For R, see R Data Import/Export for details of the different formats R can load. There is even a package to read and write MATLAB .mat files, see Package R.matlab.

For Python / NumPy, one option to know about is the pandas library. There are a range of file input/output options listed here: IO Tools. NumPy also has a number of different file i/o options, see Input and output for details.

In MATLAB there is a function called xlsread() that will read MS Excel files, see here for documentation.

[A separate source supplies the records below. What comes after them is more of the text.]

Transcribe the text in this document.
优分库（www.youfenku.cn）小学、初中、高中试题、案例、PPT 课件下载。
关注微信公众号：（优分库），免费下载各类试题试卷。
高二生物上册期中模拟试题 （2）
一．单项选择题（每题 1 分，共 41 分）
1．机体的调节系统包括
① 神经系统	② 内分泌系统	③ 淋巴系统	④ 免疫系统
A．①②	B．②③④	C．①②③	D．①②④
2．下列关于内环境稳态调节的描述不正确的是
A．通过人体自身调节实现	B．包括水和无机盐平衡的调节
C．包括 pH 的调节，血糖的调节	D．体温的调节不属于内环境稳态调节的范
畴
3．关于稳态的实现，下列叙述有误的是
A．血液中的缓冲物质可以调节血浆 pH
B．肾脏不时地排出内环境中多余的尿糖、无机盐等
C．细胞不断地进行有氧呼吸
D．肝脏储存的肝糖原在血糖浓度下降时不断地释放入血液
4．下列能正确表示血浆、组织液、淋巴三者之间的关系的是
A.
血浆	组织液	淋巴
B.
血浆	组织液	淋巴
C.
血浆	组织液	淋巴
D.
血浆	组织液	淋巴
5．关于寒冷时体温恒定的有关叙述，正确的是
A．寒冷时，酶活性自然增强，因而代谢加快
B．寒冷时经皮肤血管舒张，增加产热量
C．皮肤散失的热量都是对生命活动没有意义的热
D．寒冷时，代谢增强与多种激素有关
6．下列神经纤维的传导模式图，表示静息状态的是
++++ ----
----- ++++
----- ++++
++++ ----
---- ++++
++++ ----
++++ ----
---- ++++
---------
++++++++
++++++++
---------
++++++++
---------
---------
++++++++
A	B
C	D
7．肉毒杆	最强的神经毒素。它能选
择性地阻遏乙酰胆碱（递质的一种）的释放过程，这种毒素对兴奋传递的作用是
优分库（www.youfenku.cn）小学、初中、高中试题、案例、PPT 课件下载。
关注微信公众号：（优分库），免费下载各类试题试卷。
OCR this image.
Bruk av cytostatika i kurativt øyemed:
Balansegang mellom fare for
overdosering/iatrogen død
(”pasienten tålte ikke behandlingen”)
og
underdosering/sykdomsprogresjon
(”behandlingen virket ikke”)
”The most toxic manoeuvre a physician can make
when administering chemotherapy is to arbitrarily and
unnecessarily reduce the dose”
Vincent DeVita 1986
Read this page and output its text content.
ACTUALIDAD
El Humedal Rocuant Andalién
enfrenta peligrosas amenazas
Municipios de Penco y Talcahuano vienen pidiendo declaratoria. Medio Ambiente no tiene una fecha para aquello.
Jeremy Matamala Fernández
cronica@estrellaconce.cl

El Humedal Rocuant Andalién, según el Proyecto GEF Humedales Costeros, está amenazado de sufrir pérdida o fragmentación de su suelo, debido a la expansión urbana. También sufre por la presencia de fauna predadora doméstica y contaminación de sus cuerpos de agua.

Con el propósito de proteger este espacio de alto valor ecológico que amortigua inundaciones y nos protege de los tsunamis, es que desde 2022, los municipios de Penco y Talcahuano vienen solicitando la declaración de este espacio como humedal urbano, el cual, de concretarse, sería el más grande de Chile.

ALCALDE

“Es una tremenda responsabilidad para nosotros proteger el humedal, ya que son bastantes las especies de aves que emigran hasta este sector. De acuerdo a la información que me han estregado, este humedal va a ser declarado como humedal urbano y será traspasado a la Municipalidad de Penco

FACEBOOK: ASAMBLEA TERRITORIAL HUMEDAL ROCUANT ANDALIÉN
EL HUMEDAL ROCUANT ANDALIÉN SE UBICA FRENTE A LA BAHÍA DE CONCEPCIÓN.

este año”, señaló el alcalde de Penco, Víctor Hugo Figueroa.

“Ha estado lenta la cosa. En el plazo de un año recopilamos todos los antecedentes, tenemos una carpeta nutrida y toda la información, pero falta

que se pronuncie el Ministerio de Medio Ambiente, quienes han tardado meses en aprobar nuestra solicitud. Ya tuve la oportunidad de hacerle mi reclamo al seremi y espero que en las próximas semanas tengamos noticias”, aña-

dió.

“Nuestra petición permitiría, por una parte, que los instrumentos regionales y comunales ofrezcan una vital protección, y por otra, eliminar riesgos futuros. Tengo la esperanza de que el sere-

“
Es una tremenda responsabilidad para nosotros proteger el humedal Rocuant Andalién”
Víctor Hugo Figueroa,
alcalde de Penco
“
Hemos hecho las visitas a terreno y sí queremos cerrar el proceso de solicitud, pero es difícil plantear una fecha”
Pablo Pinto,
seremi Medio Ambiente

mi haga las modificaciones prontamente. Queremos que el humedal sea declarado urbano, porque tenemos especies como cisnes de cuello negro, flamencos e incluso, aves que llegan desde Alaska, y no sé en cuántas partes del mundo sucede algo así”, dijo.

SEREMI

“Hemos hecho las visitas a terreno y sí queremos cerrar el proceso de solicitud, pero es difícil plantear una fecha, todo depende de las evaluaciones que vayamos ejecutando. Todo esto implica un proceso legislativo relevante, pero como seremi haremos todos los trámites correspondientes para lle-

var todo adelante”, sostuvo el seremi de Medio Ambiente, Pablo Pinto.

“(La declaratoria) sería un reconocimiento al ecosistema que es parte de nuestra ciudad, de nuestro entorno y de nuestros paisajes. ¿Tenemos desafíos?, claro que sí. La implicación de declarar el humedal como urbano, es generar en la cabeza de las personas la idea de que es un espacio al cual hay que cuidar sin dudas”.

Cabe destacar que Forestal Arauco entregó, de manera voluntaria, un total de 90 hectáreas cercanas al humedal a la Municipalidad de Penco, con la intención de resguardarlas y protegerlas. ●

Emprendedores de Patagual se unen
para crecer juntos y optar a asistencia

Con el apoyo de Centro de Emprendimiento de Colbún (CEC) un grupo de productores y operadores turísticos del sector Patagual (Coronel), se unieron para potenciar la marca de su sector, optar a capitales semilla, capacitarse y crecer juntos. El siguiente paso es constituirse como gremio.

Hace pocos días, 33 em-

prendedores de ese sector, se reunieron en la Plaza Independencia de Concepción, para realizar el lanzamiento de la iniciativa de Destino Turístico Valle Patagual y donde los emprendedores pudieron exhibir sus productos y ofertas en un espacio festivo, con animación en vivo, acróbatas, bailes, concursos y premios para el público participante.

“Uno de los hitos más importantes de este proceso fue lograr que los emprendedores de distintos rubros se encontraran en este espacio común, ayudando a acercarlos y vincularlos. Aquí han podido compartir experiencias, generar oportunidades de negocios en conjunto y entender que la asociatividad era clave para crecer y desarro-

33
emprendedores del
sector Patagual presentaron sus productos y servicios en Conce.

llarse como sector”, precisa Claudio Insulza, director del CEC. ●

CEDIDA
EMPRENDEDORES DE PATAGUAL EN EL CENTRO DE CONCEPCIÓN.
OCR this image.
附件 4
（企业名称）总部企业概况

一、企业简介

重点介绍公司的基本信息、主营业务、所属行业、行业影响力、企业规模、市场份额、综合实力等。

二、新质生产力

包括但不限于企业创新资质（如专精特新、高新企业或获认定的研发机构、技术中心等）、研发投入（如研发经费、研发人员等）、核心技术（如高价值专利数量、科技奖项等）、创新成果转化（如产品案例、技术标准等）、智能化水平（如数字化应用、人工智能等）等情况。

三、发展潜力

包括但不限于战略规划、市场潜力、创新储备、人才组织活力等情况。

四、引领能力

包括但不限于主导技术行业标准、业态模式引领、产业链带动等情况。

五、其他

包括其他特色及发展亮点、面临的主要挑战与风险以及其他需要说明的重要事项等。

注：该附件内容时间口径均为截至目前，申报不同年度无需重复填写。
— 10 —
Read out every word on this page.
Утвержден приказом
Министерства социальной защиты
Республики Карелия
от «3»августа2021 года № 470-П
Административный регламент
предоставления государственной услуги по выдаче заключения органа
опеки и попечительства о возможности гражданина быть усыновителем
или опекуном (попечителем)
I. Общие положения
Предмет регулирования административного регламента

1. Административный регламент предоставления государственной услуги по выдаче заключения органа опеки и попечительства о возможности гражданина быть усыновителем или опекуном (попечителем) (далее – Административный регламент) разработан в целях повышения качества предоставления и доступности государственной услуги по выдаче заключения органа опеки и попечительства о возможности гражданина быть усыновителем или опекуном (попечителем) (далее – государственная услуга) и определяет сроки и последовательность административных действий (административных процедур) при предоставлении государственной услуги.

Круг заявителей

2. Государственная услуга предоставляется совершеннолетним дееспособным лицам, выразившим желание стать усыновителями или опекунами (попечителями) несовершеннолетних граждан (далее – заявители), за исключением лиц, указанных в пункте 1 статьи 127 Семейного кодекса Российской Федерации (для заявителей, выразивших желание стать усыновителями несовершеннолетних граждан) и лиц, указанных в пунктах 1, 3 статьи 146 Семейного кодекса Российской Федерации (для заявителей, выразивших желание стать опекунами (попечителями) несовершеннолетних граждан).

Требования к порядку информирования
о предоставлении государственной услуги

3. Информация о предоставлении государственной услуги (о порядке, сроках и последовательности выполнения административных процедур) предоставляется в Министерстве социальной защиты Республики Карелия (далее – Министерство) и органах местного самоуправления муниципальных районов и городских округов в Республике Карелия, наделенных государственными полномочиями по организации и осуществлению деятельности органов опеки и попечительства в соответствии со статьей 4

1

For common neuroimaging file formats, e.g. NIfTI and ANALYSE, you can find libraries and third-party files for each language that will read and write to these formats. Just search on google.

5 Saving data to files

Each of the file reading methods discussed above has a matching file writing function, just see the corresponding documentation for details.

6 Text (ascii) or Binary?

The question of which file format to use as you go forward and write programs for analysing your data is an interesting one to consider. For long-term archival purposes, I would suggest storing your data in an ascii format, so that it remains readable by human eyes. There will always be programs to read in ascii files. The risk of storing data in a binary format is that (a) whatever program you used to save the data will no longer be easily accessible in the future, and/or (b) you may not even remember what the binary format is. The disadvantage of storing data in an ascii or plain text format is that the files will be larger than if they were stored in a binary format. The availability and affordability of large amounts of storage is growing so quickly however that I don't think one has to worry too much about this problem.

7 Exercises

Exercises 16, 17 and 18 will get you reading in files of different formats.